Deep Speech outputs all characters, no numbers. So let’s say I want to output “I want 2000$ now” instead of “I want two thousand dollars now”, which is what Deep Speech will output. I was just wondering what are the approaches people have tried in this regard. Do people use rule-based heuristics to post-process the output after speech recognition? Or while training, do they make the alphabet include numbers and dollars as well (not a favourable approach in my case as I want to use pretrained model, and not train from scratch)? Or do people use some language model for this purpose, at the end?
This question of mine is not specific to Deep Speech, so I apologise if this is the wrong place to post, but since I am working with Deep Speech itself and want to address this issue, I have posted it here. I’d really appreciate any help I get
Usually people train on a corpus, pairing of audio and associated transcripts, that contains all numerical expressions explicitly written out. So a transcript will contain “twenty ten” instead of “2010”. Thus, the model learns to map audio to numerical expressions explicitly written out.
There are a few reasons why this is done:
If the corpus is created from people reading sentences, then “2010” is ambiguous. Is this read “twenty ten”, “two zero one zero”, “two thousand and ten”… To resolve this ambiguity numerical expressions are explicitly written out.
The mapping from audio to text the system has to learn is easier if it transcribes numerical expressions explicitly. For example, if I say “two zero one zero” should that be transcribed as “2 0 1 0”, “20 10”, “2010”, or some other way. Usually the answer is context specific. For the year of a date it’s likely “2010”, for a lock combination “2 0 1 0” or maybe “20 10”. With out more context, you can’t know, which makes it a harder task.

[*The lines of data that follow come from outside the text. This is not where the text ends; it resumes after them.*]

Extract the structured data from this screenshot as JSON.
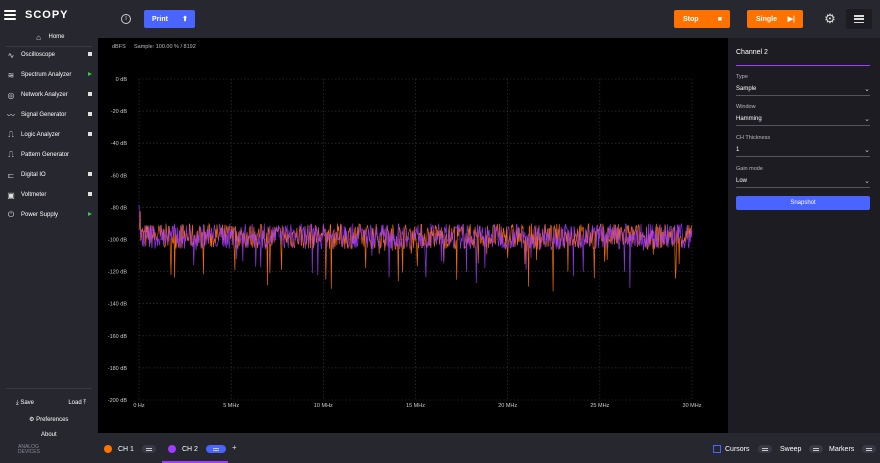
{
  "app": {
    "name": "SCOPY"
  },
  "sidebar": {
    "home_label": "Home",
    "items": [
      {
        "label": "Oscilloscope",
        "icon": "oscilloscope-icon",
        "status": "stopped"
      },
      {
        "label": "Spectrum Analyzer",
        "icon": "spectrum-icon",
        "status": "running"
      },
      {
        "label": "Network Analyzer",
        "icon": "network-icon",
        "status": "stopped"
      },
      {
        "label": "Signal Generator",
        "icon": "signal-icon",
        "status": "stopped"
      },
      {
        "label": "Logic Analyzer",
        "icon": "logic-icon",
        "status": "stopped"
      },
      {
        "label": "Pattern Generator",
        "icon": "pattern-icon",
        "status": "none"
      },
      {
        "label": "Digital IO",
        "icon": "digital-io-icon",
        "status": "stopped"
      },
      {
        "label": "Voltmeter",
        "icon": "voltmeter-icon",
        "status": "stopped"
      },
      {
        "label": "Power Supply",
        "icon": "power-icon",
        "status": "running"
      }
    ],
    "save_label": "Save",
    "load_label": "Load",
    "preferences_label": "Preferences",
    "about_label": "About",
    "vendor_line1": "ANALOG",
    "vendor_line2": "DEVICES"
  },
  "toolbar": {
    "print_label": "Print",
    "stop_label": "Stop",
    "single_label": "Single"
  },
  "plot": {
    "y_unit": "dBFS",
    "sample_info": "Sample: 100.00 % / 8192"
  },
  "right_panel": {
    "channel_title": "Channel 2",
    "fields": [
      {
        "label": "Type",
        "value": "Sample"
      },
      {
        "label": "Window",
        "value": "Hamming"
      },
      {
        "label": "CH Thickness",
        "value": "1"
      },
      {
        "label": "Gain mode",
        "value": "Low"
      }
    ],
    "snapshot_label": "Snapshot"
  },
  "bottom_bar": {
    "ch1_label": "CH 1",
    "ch2_label": "CH 2",
    "add_label": "+",
    "cursors_label": "Cursors",
    "sweep_label": "Sweep",
    "markers_label": "Markers"
  },
  "colors": {
    "ch1": "#ff7200",
    "ch2": "#a03cff",
    "accent": "#4a64ff",
    "action": "#ff7200"
  },
  "chart_data": {
    "type": "line",
    "xlabel": "",
    "ylabel": "dBFS",
    "xlim": [
      0,
      30
    ],
    "ylim": [
      -200,
      0
    ],
    "x_tick_labels": [
      "0 Hz",
      "5 MHz",
      "10 MHz",
      "15 MHz",
      "20 MHz",
      "25 MHz",
      "30 MHz"
    ],
    "x_tick_values": [
      0,
      5,
      10,
      15,
      20,
      25,
      30
    ],
    "y_tick_labels": [
      "0 dB",
      "-20 dB",
      "-40 dB",
      "-60 dB",
      "-80 dB",
      "-100 dB",
      "-120 dB",
      "-140 dB",
      "-160 dB",
      "-180 dB",
      "-200 dB"
    ],
    "y_tick_values": [
      0,
      -20,
      -40,
      -60,
      -80,
      -100,
      -120,
      -140,
      -160,
      -180,
      -200
    ],
    "grid": true,
    "series": [
      {
        "name": "CH 1",
        "color": "#ff7200",
        "noise_floor_db": -98,
        "spread_db": 10
      },
      {
        "name": "CH 2",
        "color": "#a03cff",
        "noise_floor_db": -98,
        "spread_db": 10
      }
    ]
  }
}
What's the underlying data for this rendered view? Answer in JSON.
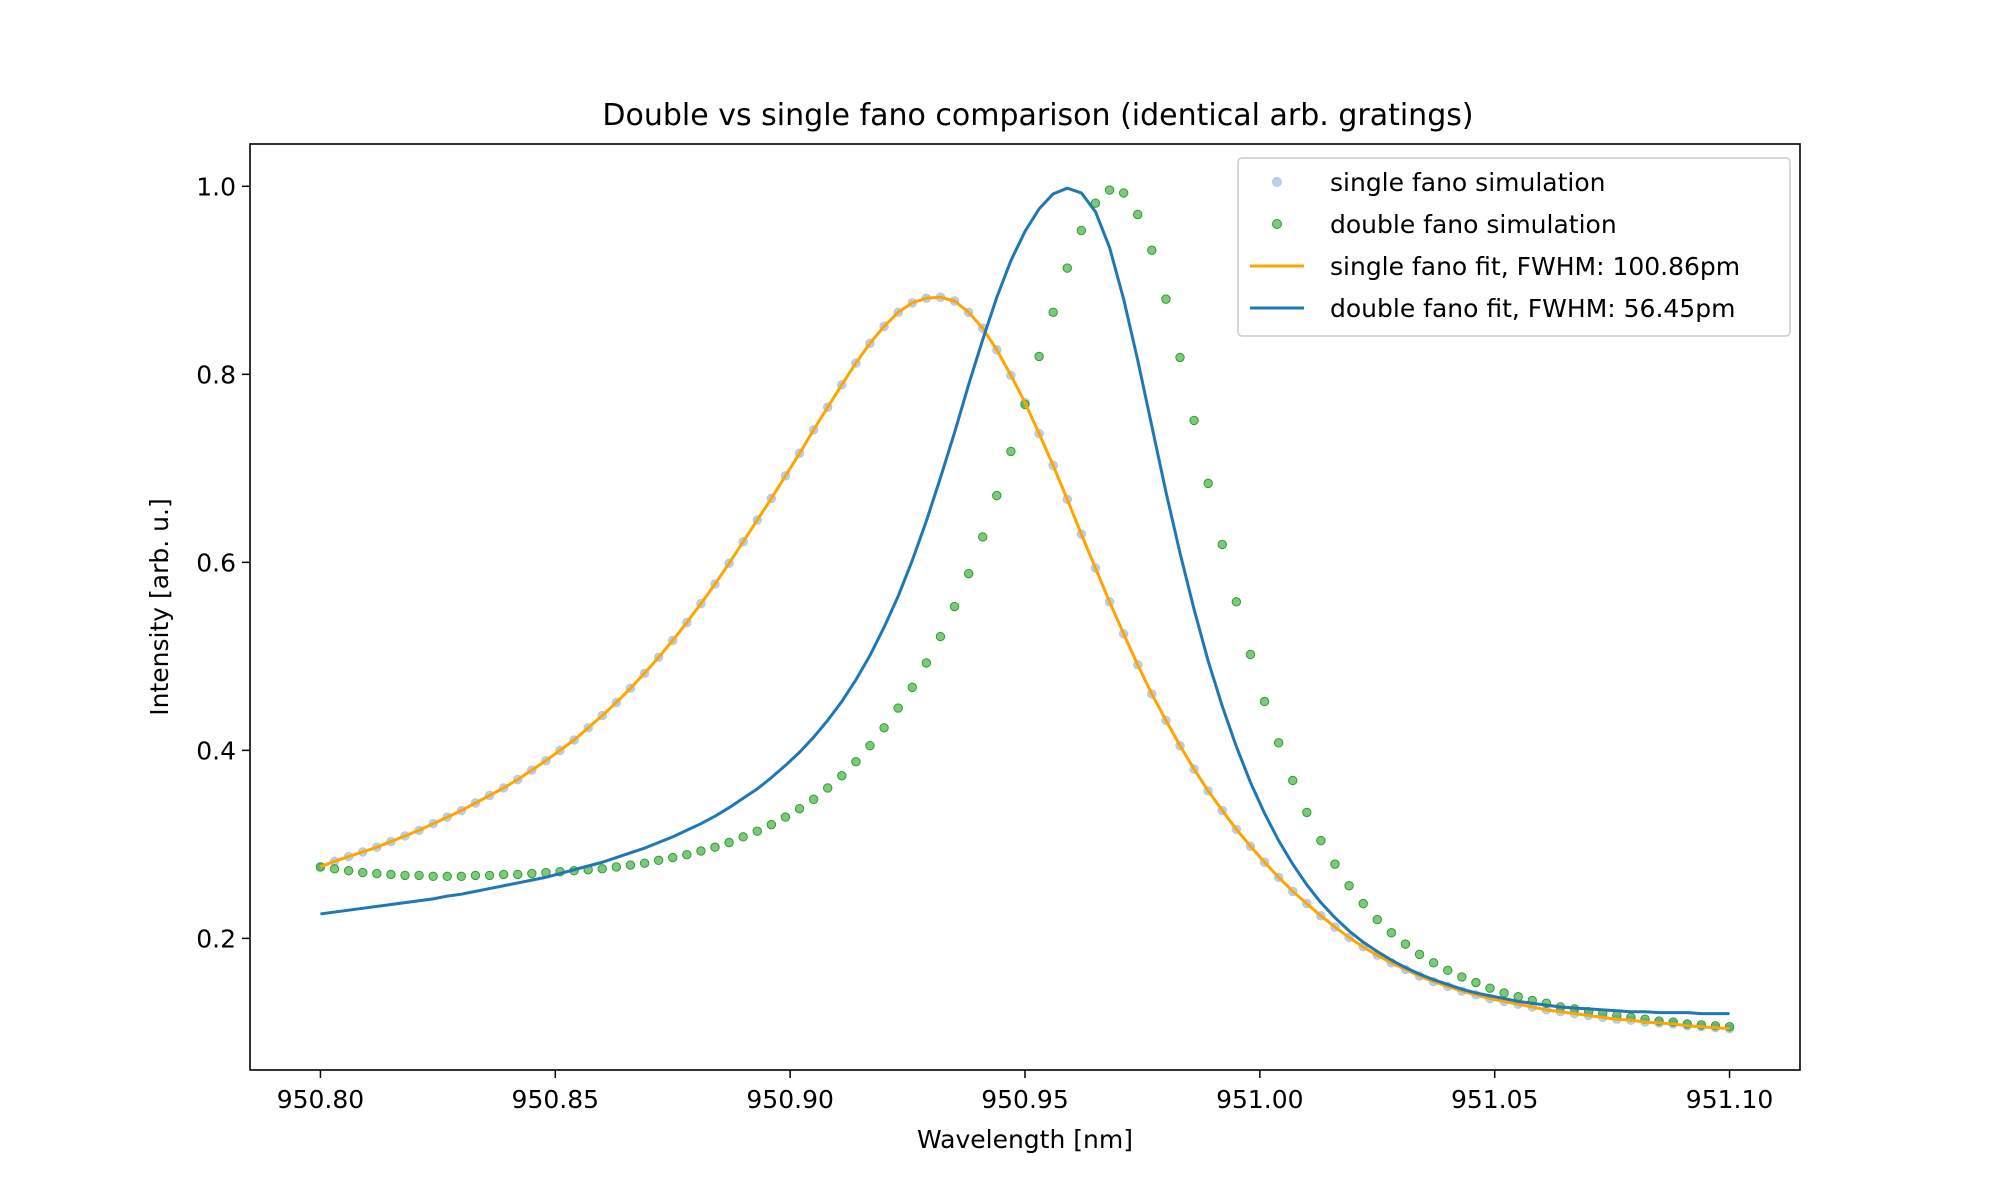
{
  "chart_data": {
    "type": "line",
    "title": "Double vs single fano comparison (identical arb. gratings)",
    "xlabel": "Wavelength [nm]",
    "ylabel": "Intensity [arb. u.]",
    "xlim": [
      950.785,
      951.115
    ],
    "ylim": [
      0.06,
      1.045
    ],
    "xticks": [
      950.8,
      950.85,
      950.9,
      950.95,
      951.0,
      951.05,
      951.1
    ],
    "xtick_labels": [
      "950.80",
      "950.85",
      "950.90",
      "950.95",
      "951.00",
      "951.05",
      "951.10"
    ],
    "yticks": [
      0.2,
      0.4,
      0.6,
      0.8,
      1.0
    ],
    "ytick_labels": [
      "0.2",
      "0.4",
      "0.6",
      "0.8",
      "1.0"
    ],
    "grid": false,
    "legend_placement": "top-right",
    "x": [
      950.8,
      950.803,
      950.806,
      950.809,
      950.812,
      950.815,
      950.818,
      950.821,
      950.824,
      950.827,
      950.83,
      950.833,
      950.836,
      950.839,
      950.842,
      950.845,
      950.848,
      950.851,
      950.854,
      950.857,
      950.86,
      950.863,
      950.866,
      950.869,
      950.872,
      950.875,
      950.878,
      950.881,
      950.884,
      950.887,
      950.89,
      950.893,
      950.896,
      950.899,
      950.902,
      950.905,
      950.908,
      950.911,
      950.914,
      950.917,
      950.92,
      950.923,
      950.926,
      950.929,
      950.932,
      950.935,
      950.938,
      950.941,
      950.944,
      950.947,
      950.95,
      950.953,
      950.956,
      950.959,
      950.962,
      950.965,
      950.968,
      950.971,
      950.974,
      950.977,
      950.98,
      950.983,
      950.986,
      950.989,
      950.992,
      950.995,
      950.998,
      951.001,
      951.004,
      951.007,
      951.01,
      951.013,
      951.016,
      951.019,
      951.022,
      951.025,
      951.028,
      951.031,
      951.034,
      951.037,
      951.04,
      951.043,
      951.046,
      951.049,
      951.052,
      951.055,
      951.058,
      951.061,
      951.064,
      951.067,
      951.07,
      951.073,
      951.076,
      951.079,
      951.082,
      951.085,
      951.088,
      951.091,
      951.094,
      951.097,
      951.1
    ],
    "series": [
      {
        "name": "single fano simulation",
        "kind": "markers",
        "color": "#aec7e8",
        "values": [
          0.276,
          0.282,
          0.287,
          0.292,
          0.297,
          0.303,
          0.309,
          0.315,
          0.322,
          0.329,
          0.336,
          0.344,
          0.352,
          0.36,
          0.369,
          0.379,
          0.389,
          0.4,
          0.411,
          0.424,
          0.437,
          0.451,
          0.466,
          0.482,
          0.499,
          0.517,
          0.536,
          0.556,
          0.577,
          0.599,
          0.622,
          0.645,
          0.668,
          0.692,
          0.716,
          0.741,
          0.765,
          0.789,
          0.812,
          0.833,
          0.851,
          0.866,
          0.876,
          0.881,
          0.882,
          0.878,
          0.866,
          0.849,
          0.826,
          0.799,
          0.77,
          0.737,
          0.703,
          0.667,
          0.63,
          0.594,
          0.558,
          0.524,
          0.491,
          0.46,
          0.432,
          0.405,
          0.38,
          0.357,
          0.336,
          0.316,
          0.298,
          0.281,
          0.265,
          0.25,
          0.237,
          0.224,
          0.212,
          0.201,
          0.191,
          0.182,
          0.174,
          0.167,
          0.16,
          0.154,
          0.149,
          0.144,
          0.14,
          0.136,
          0.133,
          0.13,
          0.127,
          0.124,
          0.122,
          0.12,
          0.118,
          0.116,
          0.114,
          0.113,
          0.111,
          0.11,
          0.109,
          0.107,
          0.106,
          0.105,
          0.104
        ]
      },
      {
        "name": "double fano simulation",
        "kind": "markers",
        "color": "#2ca02c",
        "values": [
          0.276,
          0.274,
          0.272,
          0.27,
          0.269,
          0.268,
          0.267,
          0.267,
          0.266,
          0.266,
          0.266,
          0.267,
          0.267,
          0.268,
          0.268,
          0.269,
          0.27,
          0.271,
          0.272,
          0.273,
          0.274,
          0.276,
          0.278,
          0.28,
          0.283,
          0.286,
          0.289,
          0.293,
          0.297,
          0.302,
          0.308,
          0.314,
          0.321,
          0.329,
          0.338,
          0.348,
          0.36,
          0.373,
          0.388,
          0.405,
          0.424,
          0.445,
          0.467,
          0.493,
          0.521,
          0.553,
          0.588,
          0.627,
          0.671,
          0.718,
          0.768,
          0.819,
          0.866,
          0.913,
          0.953,
          0.982,
          0.996,
          0.993,
          0.97,
          0.932,
          0.88,
          0.818,
          0.751,
          0.684,
          0.619,
          0.558,
          0.502,
          0.452,
          0.408,
          0.368,
          0.334,
          0.304,
          0.279,
          0.256,
          0.237,
          0.22,
          0.206,
          0.194,
          0.183,
          0.174,
          0.166,
          0.159,
          0.153,
          0.147,
          0.142,
          0.138,
          0.134,
          0.131,
          0.127,
          0.125,
          0.122,
          0.12,
          0.118,
          0.116,
          0.114,
          0.112,
          0.111,
          0.109,
          0.108,
          0.107,
          0.106
        ]
      },
      {
        "name": "single fano fit, FWHM: 100.86pm",
        "kind": "line",
        "color": "#ffa500",
        "values": [
          0.276,
          0.282,
          0.287,
          0.292,
          0.297,
          0.303,
          0.309,
          0.315,
          0.322,
          0.329,
          0.336,
          0.344,
          0.352,
          0.36,
          0.369,
          0.379,
          0.389,
          0.4,
          0.411,
          0.424,
          0.437,
          0.451,
          0.466,
          0.482,
          0.499,
          0.517,
          0.536,
          0.556,
          0.577,
          0.599,
          0.622,
          0.645,
          0.668,
          0.692,
          0.716,
          0.741,
          0.765,
          0.789,
          0.812,
          0.833,
          0.851,
          0.866,
          0.876,
          0.881,
          0.882,
          0.878,
          0.866,
          0.849,
          0.826,
          0.799,
          0.77,
          0.737,
          0.703,
          0.667,
          0.63,
          0.594,
          0.558,
          0.524,
          0.491,
          0.46,
          0.432,
          0.405,
          0.38,
          0.357,
          0.336,
          0.316,
          0.298,
          0.281,
          0.265,
          0.25,
          0.237,
          0.224,
          0.212,
          0.201,
          0.191,
          0.182,
          0.174,
          0.167,
          0.16,
          0.154,
          0.149,
          0.144,
          0.14,
          0.136,
          0.133,
          0.13,
          0.127,
          0.124,
          0.122,
          0.12,
          0.118,
          0.116,
          0.114,
          0.113,
          0.111,
          0.11,
          0.109,
          0.107,
          0.106,
          0.105,
          0.104
        ]
      },
      {
        "name": "double fano fit, FWHM: 56.45pm",
        "kind": "line",
        "color": "#1f77b4",
        "values": [
          0.226,
          0.228,
          0.23,
          0.232,
          0.234,
          0.236,
          0.238,
          0.24,
          0.242,
          0.245,
          0.247,
          0.25,
          0.253,
          0.256,
          0.259,
          0.262,
          0.265,
          0.269,
          0.273,
          0.277,
          0.281,
          0.286,
          0.291,
          0.296,
          0.302,
          0.308,
          0.315,
          0.322,
          0.33,
          0.339,
          0.349,
          0.359,
          0.371,
          0.384,
          0.398,
          0.414,
          0.432,
          0.452,
          0.475,
          0.501,
          0.531,
          0.564,
          0.602,
          0.644,
          0.69,
          0.738,
          0.789,
          0.837,
          0.882,
          0.921,
          0.952,
          0.976,
          0.992,
          0.998,
          0.993,
          0.973,
          0.935,
          0.88,
          0.815,
          0.745,
          0.675,
          0.61,
          0.55,
          0.495,
          0.447,
          0.404,
          0.366,
          0.333,
          0.304,
          0.279,
          0.257,
          0.238,
          0.222,
          0.208,
          0.196,
          0.186,
          0.177,
          0.169,
          0.162,
          0.156,
          0.151,
          0.146,
          0.142,
          0.139,
          0.136,
          0.133,
          0.131,
          0.129,
          0.127,
          0.126,
          0.125,
          0.124,
          0.123,
          0.122,
          0.122,
          0.121,
          0.121,
          0.121,
          0.12,
          0.12,
          0.12
        ]
      }
    ]
  }
}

Usually what speech to text engines do, if they want to have explicit numerical values in their transcript, e.g. “2010”, is that the have a post processing step that looks at the context (Does this explicitly written number appear as a date? Does this explicitly written out number appear as a temperature? As a lock combination?) then transforms the explicitly written number to digits dependent upon the context.
Thanks for the quick reply kdavis. So this post processing step is usually just simple rule-based heuristics right? Or is it also common to train a model and use it to look at the context and decide how to make the conversion to numerical values?
I had same question in the past with cmusphinx,
and yes I needed to use letters only, instead of numbers.
Morever, if you want to use model in a bot( like a conversational one), it will be difficult to integrate numbers (or it will need pre-processing)
I’m looking for some libraries for converting numerical words into digits number. Could you tell me, please, where have you seen these rule based heruistics? I would be thankful!
I see. I didn’t realise you’d tried that and also didn’t realise that you needed it for those three languages, as it wasn’t clear in your post.
Sorry I wasn’t clear by mentioning Google - I meant to try googling for an answer. Depending on your needs there are likely to be people who’ve tried this either practically (eg discussing on sites like StackOverflow etc) or academically (eg with research which might be published on Arxiv etc).
That has some references to research and crucially it lists terms commonly used to describe this which may help with further googling for solutions. Reverse or inverse text normalisation is the key one.
I’m also playing now with duckling but i’m running into a problem pretty often, maybe you can help me, sir?
response json: {‘message’: ‘An invalid response was received from the upstream server’}
Error happens always when i put a german letter with umlaut such as ü/ö/ä .
Do you apply any encoding?
Sentence such as " fünf sechs sieben fünf" would lead to an error…
input_transcript(in the payload below) is a string
I don’t have problems with umlauts.
Currently I’m using duckling with the container from rasa, you can get it with docker pull rasa/duckling, but I don’t think that should make a difference.
My request: curl -XPOST http://0.0.0.0:8000/parse --data 'locale=de_DE&text=fünf sechs sieben fünf'